So, I must admit that I’m a little bit jealous that all my American friends will be celebrating Thanksgiving this week. I think that missing Thanksgiving this year while on vacation left a serious void for me. I really love Thanksgiving! So much so, that I’m even considering having a mini thanksgiving on Thursday 🙂
I know that turkey is supposed to be the main attraction, but I must admit that I really look forward to all the carbs. The potatoes, corn, sweet potatoes, and obviously bread. I could take or leave the turkey, the carbs are really the star of the show for me! And what Thanksgiving meal would be complete without soft, warm, homemade bread? There really is no other alternative! These rolls were fairly quick and painless to whip up, and to make them a little more interesting I infused some garlic into the butter that is brushed on the inside and outside of the rolls. They can be made up to 6 hours ahead of time and then refrigerated until it’s time to bake. Then, serve them warm and be prepared to eat more than one 🙂
A warm, soft, and buttery roll lightly infused with garlic.
- 2 1/4 teaspoons (1 envelope) active dry yeast
- 1/4 cup warm water (110-115 degrees)
- 1 cup whole milk
- 1/4 cup unsalted butter, at room temperature
- 2 tablespoons sugar
- 2 teaspoons kosher salt
- 1 large egg, room temperature
- 3 3/4 to 4 cups all-purpose flour (I needed 4)
- 1/4 cup butter
- 1 clove of garlic
- Flakey sea salt for sprinkling
- In a small bowl, mix together the warm water and yeast. Let stand for 5 to 10 minutes until foamy.
- Heat the milk in a small saucepan over medium heat until it is just warm.

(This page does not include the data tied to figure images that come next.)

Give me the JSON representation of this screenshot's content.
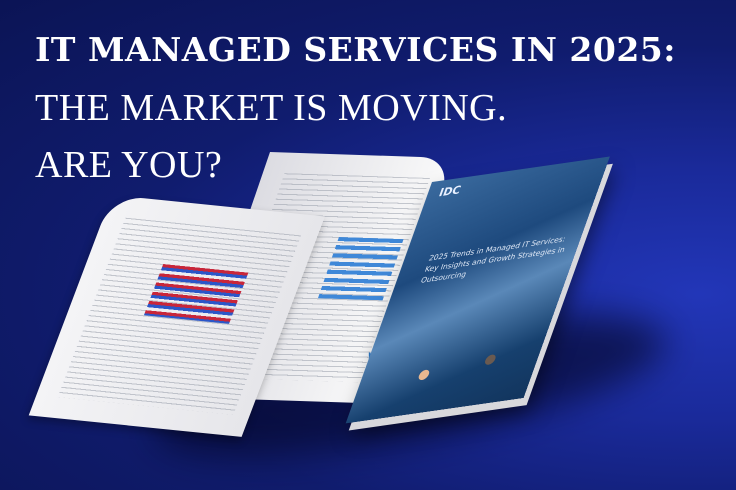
{
  "headline": {
    "line1": "IT MANAGED SERVICES IN 2025:",
    "line2": "THE MARKET IS MOVING.",
    "line3": "ARE YOU?"
  },
  "report": {
    "publisher": "IDC",
    "title": "2025 Trends in Managed IT Services: Key Insights and Growth Strategies in Outsourcing"
  },
  "colors": {
    "background": "#0b1455",
    "accent": "#2236b8"
  }
}
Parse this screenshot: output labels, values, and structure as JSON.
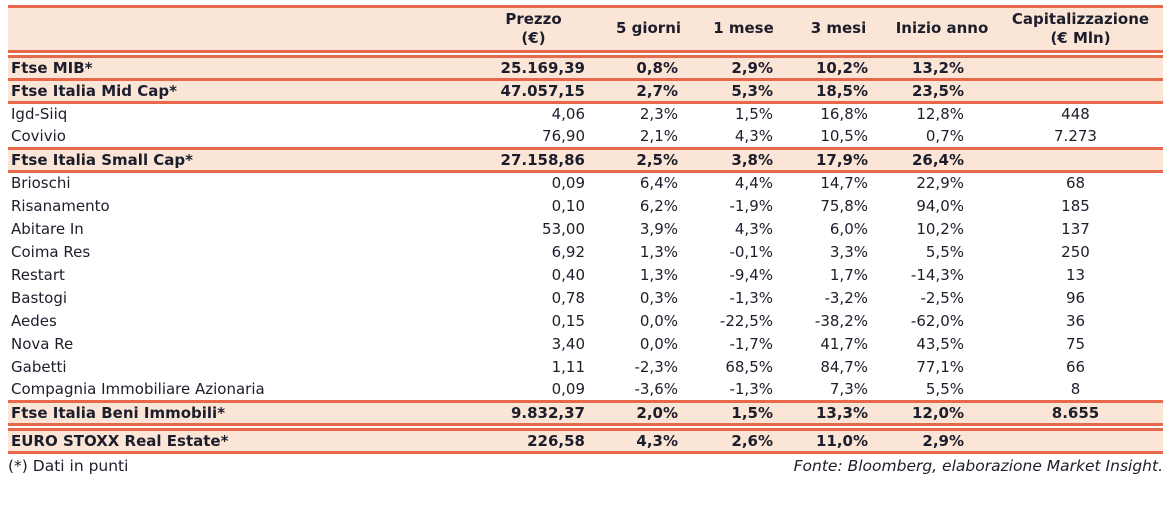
{
  "colors": {
    "accent_border": "#E8684C",
    "row_highlight": "#FBE5D6",
    "text": "#1D1E2C",
    "background": "#FFFFFF"
  },
  "table": {
    "columns": [
      {
        "label": "",
        "sublabel": ""
      },
      {
        "label": "Prezzo",
        "sublabel": "(€)"
      },
      {
        "label": "5 giorni",
        "sublabel": ""
      },
      {
        "label": "1 mese",
        "sublabel": ""
      },
      {
        "label": "3 mesi",
        "sublabel": ""
      },
      {
        "label": "Inizio anno",
        "sublabel": ""
      },
      {
        "label": "Capitalizzazione",
        "sublabel": "(€ Mln)"
      }
    ],
    "rows": [
      {
        "type": "index",
        "gap_before": true,
        "name": "Ftse MIB*",
        "prezzo": "25.169,39",
        "d5": "0,8%",
        "m1": "2,9%",
        "m3": "10,2%",
        "ytd": "13,2%",
        "cap": ""
      },
      {
        "type": "index",
        "gap_before": false,
        "name": "Ftse Italia Mid Cap*",
        "prezzo": "47.057,15",
        "d5": "2,7%",
        "m1": "5,3%",
        "m3": "18,5%",
        "ytd": "23,5%",
        "cap": ""
      },
      {
        "type": "stock",
        "gap_before": false,
        "name": "Igd-Siiq",
        "prezzo": "4,06",
        "d5": "2,3%",
        "m1": "1,5%",
        "m3": "16,8%",
        "ytd": "12,8%",
        "cap": "448"
      },
      {
        "type": "stock",
        "gap_before": false,
        "name": "Covivio",
        "prezzo": "76,90",
        "d5": "2,1%",
        "m1": "4,3%",
        "m3": "10,5%",
        "ytd": "0,7%",
        "cap": "7.273"
      },
      {
        "type": "index",
        "gap_before": false,
        "name": "Ftse Italia Small Cap*",
        "prezzo": "27.158,86",
        "d5": "2,5%",
        "m1": "3,8%",
        "m3": "17,9%",
        "ytd": "26,4%",
        "cap": ""
      },
      {
        "type": "stock",
        "gap_before": false,
        "name": "Brioschi",
        "prezzo": "0,09",
        "d5": "6,4%",
        "m1": "4,4%",
        "m3": "14,7%",
        "ytd": "22,9%",
        "cap": "68"
      },
      {
        "type": "stock",
        "gap_before": false,
        "name": "Risanamento",
        "prezzo": "0,10",
        "d5": "6,2%",
        "m1": "-1,9%",
        "m3": "75,8%",
        "ytd": "94,0%",
        "cap": "185"
      },
      {
        "type": "stock",
        "gap_before": false,
        "name": "Abitare In",
        "prezzo": "53,00",
        "d5": "3,9%",
        "m1": "4,3%",
        "m3": "6,0%",
        "ytd": "10,2%",
        "cap": "137"
      },
      {
        "type": "stock",
        "gap_before": false,
        "name": "Coima Res",
        "prezzo": "6,92",
        "d5": "1,3%",
        "m1": "-0,1%",
        "m3": "3,3%",
        "ytd": "5,5%",
        "cap": "250"
      },
      {
        "type": "stock",
        "gap_before": false,
        "name": "Restart",
        "prezzo": "0,40",
        "d5": "1,3%",
        "m1": "-9,4%",
        "m3": "1,7%",
        "ytd": "-14,3%",
        "cap": "13"
      },
      {
        "type": "stock",
        "gap_before": false,
        "name": "Bastogi",
        "prezzo": "0,78",
        "d5": "0,3%",
        "m1": "-1,3%",
        "m3": "-3,2%",
        "ytd": "-2,5%",
        "cap": "96"
      },
      {
        "type": "stock",
        "gap_before": false,
        "name": "Aedes",
        "prezzo": "0,15",
        "d5": "0,0%",
        "m1": "-22,5%",
        "m3": "-38,2%",
        "ytd": "-62,0%",
        "cap": "36"
      },
      {
        "type": "stock",
        "gap_before": false,
        "name": "Nova Re",
        "prezzo": "3,40",
        "d5": "0,0%",
        "m1": "-1,7%",
        "m3": "41,7%",
        "ytd": "43,5%",
        "cap": "75"
      },
      {
        "type": "stock",
        "gap_before": false,
        "name": "Gabetti",
        "prezzo": "1,11",
        "d5": "-2,3%",
        "m1": "68,5%",
        "m3": "84,7%",
        "ytd": "77,1%",
        "cap": "66"
      },
      {
        "type": "stock",
        "gap_before": false,
        "name": "Compagnia Immobiliare Azionaria",
        "prezzo": "0,09",
        "d5": "-3,6%",
        "m1": "-1,3%",
        "m3": "7,3%",
        "ytd": "5,5%",
        "cap": "8"
      },
      {
        "type": "index",
        "gap_before": false,
        "name": "Ftse Italia Beni Immobili*",
        "prezzo": "9.832,37",
        "d5": "2,0%",
        "m1": "1,5%",
        "m3": "13,3%",
        "ytd": "12,0%",
        "cap": "8.655"
      },
      {
        "type": "index",
        "gap_before": true,
        "name": "EURO STOXX Real Estate*",
        "prezzo": "226,58",
        "d5": "4,3%",
        "m1": "2,6%",
        "m3": "11,0%",
        "ytd": "2,9%",
        "cap": ""
      }
    ]
  },
  "footer": {
    "left": "(*) Dati in punti",
    "right": "Fonte: Bloomberg, elaborazione Market Insight."
  }
}
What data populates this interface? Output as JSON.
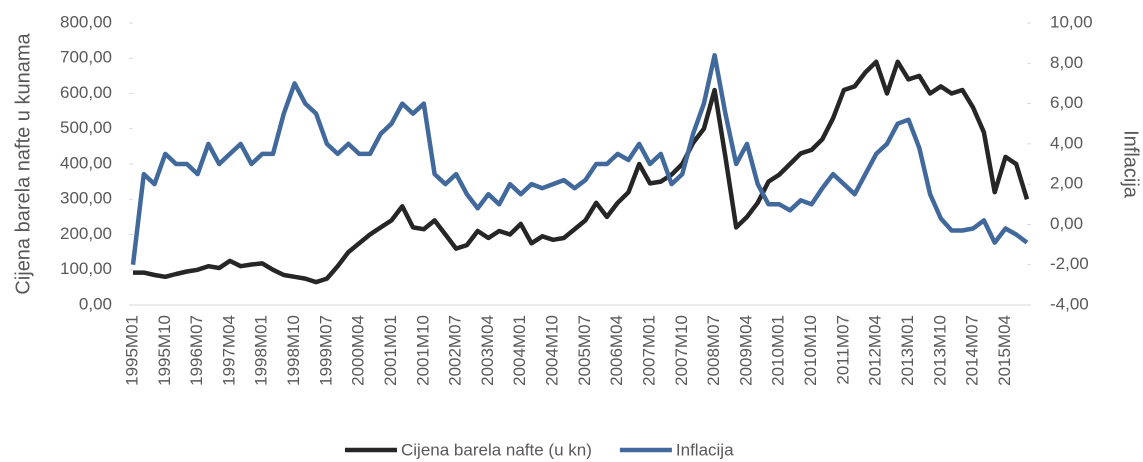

- In the bowl of a stand mixer fitted with the paddle attachment, add the room temperature butter, sugar, salt, and warm milk. Mix on low speed until combined, the butter may not melt completely, that's okay. Add the egg and yeast mixture and mix to combine.
- Add in 3 1/2 cups of flour and mix to combine. Once combined, switch to the dough hook attachment. Begin on low speed. I found my dough too wet at this point and added more flour. If your dough is too wet, add more flour 1 tablespoon at a time until your dough clears the sides of the bowl. I needed an additional 8 tablespoons (total of 4 cups of flour) to get my dough to the proper consistency. You want your dough to be moist and tacky. It should should feel moist but not stick to your fingers when you touch it. If it does, continue to add flour. Knead the dough on medium-low speed until it smooth and elastic, about 5 minutes.
- Scoop out the dough and shape into a ball. Place it in an lightly greased bowl, turning to coat on both sides. Lightly cover and let rise until doubled in size about 1 1/2 hours.
- In a small saucepan, melt 1/4 cup butter and the garlic clove (cut in half), until melted. Lightly brush a 13x9-inch baking dish with the butter.
- Punch down the dough and divide it into 4 equal pieces. Using 1 piece of dough at a time, roll it out on a lightly floured surface into a 12x6 -inch rectangle. Cut lengthwise into three 2-inch wide strips. Then cut each strip into three (4x2-inch rectangles). You will end up with nine 4x2-inch rectangles. I found that a pizza cutter worked best for cutting the dough.
- Brush half of each rectangle with the melted butter, fold the unbuttered side over, allowing a 1/4-inch overhang. Place the unfolded side of the roll down in the corner of the baking dish. Repeat with all the strips, shingling to form 1 long row. Repeat with the remaining dough. You will end up with 4 rows with 9 rolls. Brush the dough with the melted butter, and loosely cover with plastic wrap and chill for 30 minutes or up to 6 hours.
- Preheat oven to 350 degrees F. Bake rolls rolls until puffed and golden brown, about 25 to 35 minutes. Brush with melted butter, and sprinkle with flakey sea salt. Serve warm.
These rolls are best served warm. If you don't like garlic, you can simply leave it out.
- I found these rolls best when warm.
- If you don’t like garlic, feel free to omit.